Лобанович старался уснуть, но ему не спалось. Только он закрыл глаза -
перед ним словно живая встала картина дороги, по которой он ехал от станции:
нескончаемые болота и целые стада стожков на них, гати, броды, старые сосны,
гордо возносившие свои верхушки над лесом, - словом, вся эта местность,
полная своей особой красоты и невыразимой прелести. "Когда больной человек
начинает думать о большой дороге, это считается признаком того, что этот
человек не выздоровеет", - припомнилась неизвестно когда и кем высказанная
мысль.
"Все это глупости", - подумал учитель и повернулся на другой бок.
В воскресенье раненько, едва только заиграл багрянец на востоке,
Лобанович сидел уже на сене в телеге и выезжал из деревни. Небольшая
деревенька, в одну улицу, выглядела неприветливо и неуютно. На всем лежала
печать небрежения и какой-то незавершенности, словно здешние хозяева
строились на скорую руку и все делали временно и еще не успели навести тот
порядок, которым обычно отличается белорусская деревня. Улица была ровная и
широкая. Почти возле каждой хаты грудами лежали и гнили бревна, но никому не
приходило в голову положить деревянные кладки, хотя бы против своей хаты,
чтобы можно было пройти через грязь, в которой утопала улица.
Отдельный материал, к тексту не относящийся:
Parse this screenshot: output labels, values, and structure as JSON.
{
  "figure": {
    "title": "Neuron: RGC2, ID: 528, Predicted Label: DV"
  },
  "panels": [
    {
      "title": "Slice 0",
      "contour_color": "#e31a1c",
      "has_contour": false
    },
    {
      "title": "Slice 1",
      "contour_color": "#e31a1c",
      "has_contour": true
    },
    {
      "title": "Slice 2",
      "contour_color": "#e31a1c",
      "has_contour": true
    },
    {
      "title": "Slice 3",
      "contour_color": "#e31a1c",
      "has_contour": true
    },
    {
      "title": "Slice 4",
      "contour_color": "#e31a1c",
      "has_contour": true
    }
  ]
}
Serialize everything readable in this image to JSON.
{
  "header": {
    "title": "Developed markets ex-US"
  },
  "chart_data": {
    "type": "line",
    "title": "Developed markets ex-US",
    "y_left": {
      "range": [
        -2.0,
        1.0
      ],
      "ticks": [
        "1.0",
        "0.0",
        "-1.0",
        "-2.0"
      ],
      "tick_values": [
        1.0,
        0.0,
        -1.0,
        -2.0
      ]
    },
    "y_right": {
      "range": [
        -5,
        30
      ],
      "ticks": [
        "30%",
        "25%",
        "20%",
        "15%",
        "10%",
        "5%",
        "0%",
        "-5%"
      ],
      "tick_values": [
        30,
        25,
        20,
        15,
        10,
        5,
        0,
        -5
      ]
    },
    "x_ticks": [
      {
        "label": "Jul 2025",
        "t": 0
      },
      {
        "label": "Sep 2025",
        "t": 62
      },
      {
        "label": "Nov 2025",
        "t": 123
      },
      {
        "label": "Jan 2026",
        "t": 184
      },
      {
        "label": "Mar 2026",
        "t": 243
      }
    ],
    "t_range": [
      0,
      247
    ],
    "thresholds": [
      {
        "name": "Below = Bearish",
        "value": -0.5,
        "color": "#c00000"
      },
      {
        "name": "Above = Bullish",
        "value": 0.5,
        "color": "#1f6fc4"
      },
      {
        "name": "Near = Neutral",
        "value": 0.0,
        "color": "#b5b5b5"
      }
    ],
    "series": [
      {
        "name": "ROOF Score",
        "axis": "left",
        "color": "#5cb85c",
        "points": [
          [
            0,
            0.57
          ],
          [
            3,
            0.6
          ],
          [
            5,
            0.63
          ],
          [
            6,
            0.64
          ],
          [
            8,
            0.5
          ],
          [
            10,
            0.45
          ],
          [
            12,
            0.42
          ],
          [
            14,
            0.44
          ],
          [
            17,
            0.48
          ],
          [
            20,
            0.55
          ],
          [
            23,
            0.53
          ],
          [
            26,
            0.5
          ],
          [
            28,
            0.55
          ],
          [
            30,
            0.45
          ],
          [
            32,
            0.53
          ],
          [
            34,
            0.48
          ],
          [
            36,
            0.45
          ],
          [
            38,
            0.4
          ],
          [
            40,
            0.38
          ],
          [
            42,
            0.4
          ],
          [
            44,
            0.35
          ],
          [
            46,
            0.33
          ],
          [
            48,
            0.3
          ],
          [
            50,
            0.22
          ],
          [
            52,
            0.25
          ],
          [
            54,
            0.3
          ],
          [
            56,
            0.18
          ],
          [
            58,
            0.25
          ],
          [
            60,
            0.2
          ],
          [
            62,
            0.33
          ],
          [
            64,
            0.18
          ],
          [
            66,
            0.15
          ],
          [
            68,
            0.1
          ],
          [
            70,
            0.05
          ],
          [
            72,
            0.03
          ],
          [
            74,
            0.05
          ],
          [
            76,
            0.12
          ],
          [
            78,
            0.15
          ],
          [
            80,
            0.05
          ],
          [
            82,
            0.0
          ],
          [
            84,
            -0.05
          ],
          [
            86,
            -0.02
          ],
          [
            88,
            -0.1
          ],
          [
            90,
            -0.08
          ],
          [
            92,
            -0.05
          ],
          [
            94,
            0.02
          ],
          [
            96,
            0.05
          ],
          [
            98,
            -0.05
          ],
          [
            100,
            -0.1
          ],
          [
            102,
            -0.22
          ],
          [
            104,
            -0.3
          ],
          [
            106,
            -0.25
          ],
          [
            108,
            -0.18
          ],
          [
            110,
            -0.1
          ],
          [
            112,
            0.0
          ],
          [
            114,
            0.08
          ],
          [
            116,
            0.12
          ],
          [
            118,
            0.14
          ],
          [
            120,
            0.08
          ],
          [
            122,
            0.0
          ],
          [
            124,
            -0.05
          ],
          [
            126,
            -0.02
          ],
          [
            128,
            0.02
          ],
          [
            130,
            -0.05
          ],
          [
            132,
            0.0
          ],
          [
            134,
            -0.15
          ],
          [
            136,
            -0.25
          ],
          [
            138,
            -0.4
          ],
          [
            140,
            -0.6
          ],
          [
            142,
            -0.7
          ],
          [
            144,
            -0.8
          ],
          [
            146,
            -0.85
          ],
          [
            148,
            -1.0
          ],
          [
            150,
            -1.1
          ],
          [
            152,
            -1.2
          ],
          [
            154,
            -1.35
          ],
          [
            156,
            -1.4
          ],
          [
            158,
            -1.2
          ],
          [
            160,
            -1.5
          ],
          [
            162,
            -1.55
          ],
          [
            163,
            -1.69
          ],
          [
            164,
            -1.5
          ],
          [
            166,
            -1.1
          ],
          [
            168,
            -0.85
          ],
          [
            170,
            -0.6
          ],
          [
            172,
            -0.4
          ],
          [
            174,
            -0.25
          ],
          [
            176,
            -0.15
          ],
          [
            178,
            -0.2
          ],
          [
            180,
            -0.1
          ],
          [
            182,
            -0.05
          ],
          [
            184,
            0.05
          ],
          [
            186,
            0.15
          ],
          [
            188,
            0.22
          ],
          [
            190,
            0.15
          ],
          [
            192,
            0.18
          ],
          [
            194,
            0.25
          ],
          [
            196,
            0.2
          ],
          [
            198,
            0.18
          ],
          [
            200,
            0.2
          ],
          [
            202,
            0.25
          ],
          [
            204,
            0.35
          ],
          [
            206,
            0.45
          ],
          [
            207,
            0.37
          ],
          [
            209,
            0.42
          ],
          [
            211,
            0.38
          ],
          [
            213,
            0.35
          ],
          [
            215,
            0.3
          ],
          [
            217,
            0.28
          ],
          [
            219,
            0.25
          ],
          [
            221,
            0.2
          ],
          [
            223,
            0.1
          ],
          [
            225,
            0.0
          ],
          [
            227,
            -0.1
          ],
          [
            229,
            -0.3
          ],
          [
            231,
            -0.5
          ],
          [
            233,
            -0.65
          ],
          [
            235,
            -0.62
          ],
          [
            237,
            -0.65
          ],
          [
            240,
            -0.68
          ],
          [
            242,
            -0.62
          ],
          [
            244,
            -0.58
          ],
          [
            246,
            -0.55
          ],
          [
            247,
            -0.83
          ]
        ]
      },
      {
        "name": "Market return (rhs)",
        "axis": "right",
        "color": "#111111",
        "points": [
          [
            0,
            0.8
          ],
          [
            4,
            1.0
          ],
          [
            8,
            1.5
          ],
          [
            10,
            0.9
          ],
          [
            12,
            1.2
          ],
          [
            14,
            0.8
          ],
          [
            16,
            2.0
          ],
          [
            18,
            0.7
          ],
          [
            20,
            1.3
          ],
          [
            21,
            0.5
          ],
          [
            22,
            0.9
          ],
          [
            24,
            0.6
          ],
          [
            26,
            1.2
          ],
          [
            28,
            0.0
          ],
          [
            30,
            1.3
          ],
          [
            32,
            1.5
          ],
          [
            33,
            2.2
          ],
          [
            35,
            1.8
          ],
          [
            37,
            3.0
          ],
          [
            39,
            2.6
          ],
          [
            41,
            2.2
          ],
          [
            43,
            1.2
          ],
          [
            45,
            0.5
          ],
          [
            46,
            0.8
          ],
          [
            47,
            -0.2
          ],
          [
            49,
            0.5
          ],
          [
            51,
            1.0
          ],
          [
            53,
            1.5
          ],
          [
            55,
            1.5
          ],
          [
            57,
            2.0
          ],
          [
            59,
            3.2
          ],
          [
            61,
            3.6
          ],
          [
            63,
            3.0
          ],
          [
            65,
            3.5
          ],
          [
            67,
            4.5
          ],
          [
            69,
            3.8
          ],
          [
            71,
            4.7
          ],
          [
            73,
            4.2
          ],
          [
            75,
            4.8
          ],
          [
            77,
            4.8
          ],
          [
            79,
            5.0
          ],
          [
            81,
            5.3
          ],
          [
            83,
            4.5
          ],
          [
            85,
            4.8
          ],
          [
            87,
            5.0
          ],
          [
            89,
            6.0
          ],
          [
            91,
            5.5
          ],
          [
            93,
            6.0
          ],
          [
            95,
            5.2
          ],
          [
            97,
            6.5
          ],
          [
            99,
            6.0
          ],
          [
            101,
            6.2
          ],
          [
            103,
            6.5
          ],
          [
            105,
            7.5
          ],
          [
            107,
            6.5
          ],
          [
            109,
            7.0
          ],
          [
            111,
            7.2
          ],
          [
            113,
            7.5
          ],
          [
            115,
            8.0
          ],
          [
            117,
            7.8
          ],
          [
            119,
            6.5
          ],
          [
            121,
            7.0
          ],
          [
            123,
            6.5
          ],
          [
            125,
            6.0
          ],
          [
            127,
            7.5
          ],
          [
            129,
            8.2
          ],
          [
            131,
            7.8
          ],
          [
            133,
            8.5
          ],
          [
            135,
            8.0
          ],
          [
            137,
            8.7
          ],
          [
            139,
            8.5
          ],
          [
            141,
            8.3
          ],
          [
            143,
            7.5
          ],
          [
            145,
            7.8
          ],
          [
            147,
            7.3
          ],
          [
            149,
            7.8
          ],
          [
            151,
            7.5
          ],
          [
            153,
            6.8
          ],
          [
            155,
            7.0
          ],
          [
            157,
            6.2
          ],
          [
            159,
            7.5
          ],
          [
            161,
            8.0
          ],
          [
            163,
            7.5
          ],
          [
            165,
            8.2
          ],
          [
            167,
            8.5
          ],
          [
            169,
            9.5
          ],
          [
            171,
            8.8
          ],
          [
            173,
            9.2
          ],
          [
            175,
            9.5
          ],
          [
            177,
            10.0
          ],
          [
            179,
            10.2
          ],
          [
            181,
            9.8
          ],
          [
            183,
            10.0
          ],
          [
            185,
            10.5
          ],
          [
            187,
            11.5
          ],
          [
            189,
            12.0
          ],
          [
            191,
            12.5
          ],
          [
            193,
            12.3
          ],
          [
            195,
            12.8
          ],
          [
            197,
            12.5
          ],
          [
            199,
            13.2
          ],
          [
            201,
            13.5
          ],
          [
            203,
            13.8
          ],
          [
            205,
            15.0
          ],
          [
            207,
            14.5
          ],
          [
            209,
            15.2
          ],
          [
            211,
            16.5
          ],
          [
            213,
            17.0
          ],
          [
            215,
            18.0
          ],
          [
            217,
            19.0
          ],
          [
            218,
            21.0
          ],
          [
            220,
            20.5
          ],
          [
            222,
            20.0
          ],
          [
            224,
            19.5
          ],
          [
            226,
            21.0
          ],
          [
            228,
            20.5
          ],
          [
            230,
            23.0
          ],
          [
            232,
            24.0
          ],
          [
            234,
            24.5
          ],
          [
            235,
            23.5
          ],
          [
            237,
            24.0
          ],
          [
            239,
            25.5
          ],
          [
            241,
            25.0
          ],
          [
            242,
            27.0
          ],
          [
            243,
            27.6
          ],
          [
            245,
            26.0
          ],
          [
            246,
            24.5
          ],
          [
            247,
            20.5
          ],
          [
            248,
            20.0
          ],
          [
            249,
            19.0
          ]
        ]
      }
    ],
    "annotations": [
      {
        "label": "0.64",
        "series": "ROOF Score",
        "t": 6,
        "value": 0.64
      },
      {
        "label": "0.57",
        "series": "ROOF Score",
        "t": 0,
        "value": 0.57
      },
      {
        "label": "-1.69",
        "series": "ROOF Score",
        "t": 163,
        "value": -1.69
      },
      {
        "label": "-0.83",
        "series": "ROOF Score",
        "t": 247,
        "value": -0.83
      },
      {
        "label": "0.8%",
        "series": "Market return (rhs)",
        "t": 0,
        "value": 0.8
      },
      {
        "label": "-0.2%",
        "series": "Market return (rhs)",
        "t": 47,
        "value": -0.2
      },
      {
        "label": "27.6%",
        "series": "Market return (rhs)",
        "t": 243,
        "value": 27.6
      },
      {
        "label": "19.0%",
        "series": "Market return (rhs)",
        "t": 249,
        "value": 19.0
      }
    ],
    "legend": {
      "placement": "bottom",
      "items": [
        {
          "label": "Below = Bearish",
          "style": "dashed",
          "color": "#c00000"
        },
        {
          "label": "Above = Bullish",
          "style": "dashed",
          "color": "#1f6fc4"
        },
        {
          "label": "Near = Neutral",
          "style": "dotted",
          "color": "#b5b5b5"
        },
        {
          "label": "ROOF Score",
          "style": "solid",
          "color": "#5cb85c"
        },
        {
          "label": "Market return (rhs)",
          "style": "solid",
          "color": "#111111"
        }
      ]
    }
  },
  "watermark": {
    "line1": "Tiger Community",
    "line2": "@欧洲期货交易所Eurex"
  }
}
А грязь была
густая, черная как деготь, глубоко размешенная лаптями полешуков, копытами
коров и лошадей. Но полешуки свыклись и сжились с этой грязью и не обращали
на нее внимания. Хаты были большей частью новые, построенные из толстых и
гладких бревен. В расположении хозяйственных построек во дворах также не
было порядка и системы, а все громоздилось как попало.
Одним словом, жители этой деревни представляли собой настоящих детей
леса, которые, казалось, совсем еще недавно обосновались здесь и только
начали переходить от одной формы жизни к другой. Все они были завзятыми
охотниками и отличными стрелками, приходили в волнение от одного только вида
ружья. Крестьян других деревень, которые жили преимущественно среди полей,
они называли полянами и тем самым как бы отличали их от себя, жителей лесов.
А лесов и болот здесь был непочатый край. Сама деревня стояла на небольшой
полянке среди леса и кустарников, и Лобанович все эти дни чувствовал себя
так, словно что-то связывало его, словно на нем было надето тесное платье, -
так давили со всех сторон на эту деревню плотные стены пущи, наседали с
угрозой, будто она покушалась нарушить ее законные права. Край полянки
прорезала железная дорога. Она проходила возле самой деревни, захватывая
даже один конец улицы. Сразу же за переездом начинался лес.
Низкое солнце еле пробилось сквозь макушки деревьев. Небо прояснялось,
начинал дуть восточный ветер; легкий морозец затягивал лужицы тонкой пеленой
льда. Висевший все эти дни туман развеялся, всюду посветлело и повеселело.
Даже этот угрюмый лес немного прояснился и выглядел более приветливо.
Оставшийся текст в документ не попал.